Environment: Win XP Pro SP3, X32, no other security software running, Firefox V3.0.11
CIS: V3.9.95478.509 X32, fresh install (not upgraded), Proactive Security
Defense+ Settings menu: Clean PC Mode, Protected Files/Folders checked under Monitor Settings tab
My Protected Files|Executables group: *.EXE but not *.ZIP
Image Execution Control/Files to Check: Executables group
My Protected Files|Startup Folders: C:\Documents and Settings\username\Start Menu\Programs\Startup*
Computer Security Policy for firefox.exe: Custom Policy, Default Action for Protected Files/Folders = Ask, Allowed Files/Folders = none
Scenario 1:
Firefox|Tools|Options|Main tab|select “Save files to”=C:\Downloads
Download .EXE file.
There is no alert.
This is unexpected because *.EXE is included in Image Execution Control/Files to Check and My Protected Files.
Scenario 2:
Firefox|Tools|Options|Main tab|select “Always ask me where to save files”
Download .EXE file to C:\Downloads\ folder.
There is no alert.
This is unexpected because *.EXE is included in Image Execution Control/Files to Check and My Protected Files.
Scenario 3:
Firefox|Tools|Options|Main tab|select “Always ask me where to save files”
Download .ZIP file to C:\Documents and Settings\username\Start Menu\Programs\Startup\ folder.
Respond to alert with Block.
There is a zero-byte .ZIP file in the folder.
This is unexpected because the folder is included in My Protected Files.
To reproduce these scenarios, the user must remove Allowed Files/Folders in Firefox’s Computer Security Policy between scenarios. This is due to a bug reported here:
https://forums.comodo.com/defense_bugs/protected_folders_not_protected_after_download_of_any_exe_v3995478509_x32-t41327.0.html
I have confirmed that scenarios 1 and 2 are the same if *.part is added to the My Protected Files|Executables group.
This evidence contradicts the theory that adding *.part is a work-around, see https://forums.comodo.com/beta_corner_cis/comodo_internet_security_3975615498_rc2_bug_reports-t38617.0.html;msg283578#msg283578
My current work-around for this bug is to download on a limited-user account (LUA) and use a software restriction policy (SRP) to prevent execution by the limited user.
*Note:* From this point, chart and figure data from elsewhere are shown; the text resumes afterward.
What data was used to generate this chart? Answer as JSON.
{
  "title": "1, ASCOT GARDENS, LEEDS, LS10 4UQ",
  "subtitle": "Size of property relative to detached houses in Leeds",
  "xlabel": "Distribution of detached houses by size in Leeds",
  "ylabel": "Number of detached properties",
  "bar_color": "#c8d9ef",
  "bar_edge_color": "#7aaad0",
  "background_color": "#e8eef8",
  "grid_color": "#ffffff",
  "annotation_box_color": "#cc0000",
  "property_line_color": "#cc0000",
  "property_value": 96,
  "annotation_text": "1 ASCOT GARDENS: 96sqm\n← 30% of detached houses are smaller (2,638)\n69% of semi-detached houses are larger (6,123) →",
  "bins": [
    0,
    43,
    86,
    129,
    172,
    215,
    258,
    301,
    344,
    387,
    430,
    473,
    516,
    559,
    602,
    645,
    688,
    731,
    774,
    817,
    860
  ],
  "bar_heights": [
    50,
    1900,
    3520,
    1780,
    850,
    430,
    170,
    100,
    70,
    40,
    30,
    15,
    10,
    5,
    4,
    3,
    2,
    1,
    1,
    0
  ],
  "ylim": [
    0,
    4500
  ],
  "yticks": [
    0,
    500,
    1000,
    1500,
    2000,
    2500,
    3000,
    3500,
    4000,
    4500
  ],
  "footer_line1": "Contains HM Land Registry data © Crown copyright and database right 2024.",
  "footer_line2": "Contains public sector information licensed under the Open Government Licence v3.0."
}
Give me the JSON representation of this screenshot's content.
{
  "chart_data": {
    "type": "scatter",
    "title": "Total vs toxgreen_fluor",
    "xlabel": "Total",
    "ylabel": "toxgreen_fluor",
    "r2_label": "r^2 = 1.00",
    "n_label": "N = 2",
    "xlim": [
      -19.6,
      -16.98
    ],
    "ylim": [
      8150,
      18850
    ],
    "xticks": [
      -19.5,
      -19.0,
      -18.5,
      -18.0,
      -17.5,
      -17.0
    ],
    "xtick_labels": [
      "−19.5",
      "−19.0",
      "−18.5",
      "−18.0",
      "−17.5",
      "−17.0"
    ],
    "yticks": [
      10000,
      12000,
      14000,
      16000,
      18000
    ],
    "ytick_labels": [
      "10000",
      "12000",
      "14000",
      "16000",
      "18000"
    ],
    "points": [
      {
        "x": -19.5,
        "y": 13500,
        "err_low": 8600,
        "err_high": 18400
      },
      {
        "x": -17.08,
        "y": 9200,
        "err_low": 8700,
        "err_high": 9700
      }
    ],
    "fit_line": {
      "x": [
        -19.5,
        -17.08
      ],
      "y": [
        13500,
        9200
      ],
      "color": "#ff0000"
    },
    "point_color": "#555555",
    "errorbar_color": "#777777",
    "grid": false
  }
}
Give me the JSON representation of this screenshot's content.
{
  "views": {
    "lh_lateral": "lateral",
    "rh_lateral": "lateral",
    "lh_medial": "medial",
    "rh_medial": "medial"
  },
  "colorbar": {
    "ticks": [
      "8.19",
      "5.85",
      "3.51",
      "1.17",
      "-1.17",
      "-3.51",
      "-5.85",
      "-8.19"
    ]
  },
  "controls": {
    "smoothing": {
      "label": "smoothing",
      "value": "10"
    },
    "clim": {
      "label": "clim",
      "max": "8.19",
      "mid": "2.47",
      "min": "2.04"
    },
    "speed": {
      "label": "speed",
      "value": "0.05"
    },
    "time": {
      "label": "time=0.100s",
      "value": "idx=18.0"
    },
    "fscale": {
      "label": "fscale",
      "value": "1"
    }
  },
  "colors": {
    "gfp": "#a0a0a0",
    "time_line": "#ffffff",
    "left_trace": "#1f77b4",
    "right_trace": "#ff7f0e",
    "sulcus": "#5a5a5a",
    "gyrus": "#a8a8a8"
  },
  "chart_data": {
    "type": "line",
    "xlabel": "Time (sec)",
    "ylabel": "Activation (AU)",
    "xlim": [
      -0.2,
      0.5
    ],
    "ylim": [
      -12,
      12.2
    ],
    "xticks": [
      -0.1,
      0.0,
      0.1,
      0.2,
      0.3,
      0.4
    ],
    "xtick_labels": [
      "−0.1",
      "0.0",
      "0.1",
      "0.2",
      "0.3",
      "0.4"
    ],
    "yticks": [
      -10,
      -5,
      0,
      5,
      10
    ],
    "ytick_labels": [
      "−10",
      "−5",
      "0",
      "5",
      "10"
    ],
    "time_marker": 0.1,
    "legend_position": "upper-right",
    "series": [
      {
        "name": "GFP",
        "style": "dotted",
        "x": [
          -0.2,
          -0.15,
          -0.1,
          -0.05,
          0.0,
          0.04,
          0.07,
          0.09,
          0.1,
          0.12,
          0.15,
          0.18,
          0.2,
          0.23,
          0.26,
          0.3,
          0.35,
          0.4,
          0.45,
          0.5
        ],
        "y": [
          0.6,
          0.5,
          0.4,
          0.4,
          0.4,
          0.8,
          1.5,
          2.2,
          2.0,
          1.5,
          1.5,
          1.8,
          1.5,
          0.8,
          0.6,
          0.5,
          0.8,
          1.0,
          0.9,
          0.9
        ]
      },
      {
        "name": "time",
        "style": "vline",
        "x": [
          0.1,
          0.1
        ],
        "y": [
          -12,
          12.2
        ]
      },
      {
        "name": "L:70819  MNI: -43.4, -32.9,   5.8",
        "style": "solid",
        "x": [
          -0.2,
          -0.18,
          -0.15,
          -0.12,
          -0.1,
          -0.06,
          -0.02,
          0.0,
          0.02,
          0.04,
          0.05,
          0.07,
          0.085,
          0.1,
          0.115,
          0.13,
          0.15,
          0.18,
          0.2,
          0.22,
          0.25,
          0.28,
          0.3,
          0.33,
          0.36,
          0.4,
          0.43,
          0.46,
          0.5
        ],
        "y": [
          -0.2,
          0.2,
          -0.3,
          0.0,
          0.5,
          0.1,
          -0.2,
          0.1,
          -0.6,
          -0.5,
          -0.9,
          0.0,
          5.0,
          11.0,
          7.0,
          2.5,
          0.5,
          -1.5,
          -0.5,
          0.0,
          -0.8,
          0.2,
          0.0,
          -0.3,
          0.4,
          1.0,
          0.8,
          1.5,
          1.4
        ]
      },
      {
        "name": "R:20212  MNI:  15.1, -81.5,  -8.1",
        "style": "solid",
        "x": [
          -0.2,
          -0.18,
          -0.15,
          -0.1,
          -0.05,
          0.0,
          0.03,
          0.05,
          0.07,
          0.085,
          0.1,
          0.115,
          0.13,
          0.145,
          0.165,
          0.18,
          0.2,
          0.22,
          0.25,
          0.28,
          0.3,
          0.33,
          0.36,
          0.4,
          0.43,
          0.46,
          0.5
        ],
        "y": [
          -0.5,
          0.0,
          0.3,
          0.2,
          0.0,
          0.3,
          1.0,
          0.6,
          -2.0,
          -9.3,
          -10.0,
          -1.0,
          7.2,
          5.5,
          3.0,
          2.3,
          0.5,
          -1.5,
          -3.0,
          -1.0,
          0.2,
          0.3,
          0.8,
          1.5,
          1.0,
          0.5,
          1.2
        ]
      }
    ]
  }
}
This allows use of D+ Clean PC or Safe Mode while preventing execution by the limited user of downloaded files that are on the Comodo Safe List, which may not be safe for a child.
My thanks to Endymion and tcarrbrion for discussing this bug that was in the RC2 build.
Edit: updated the subject with the latest version where the bug was observed.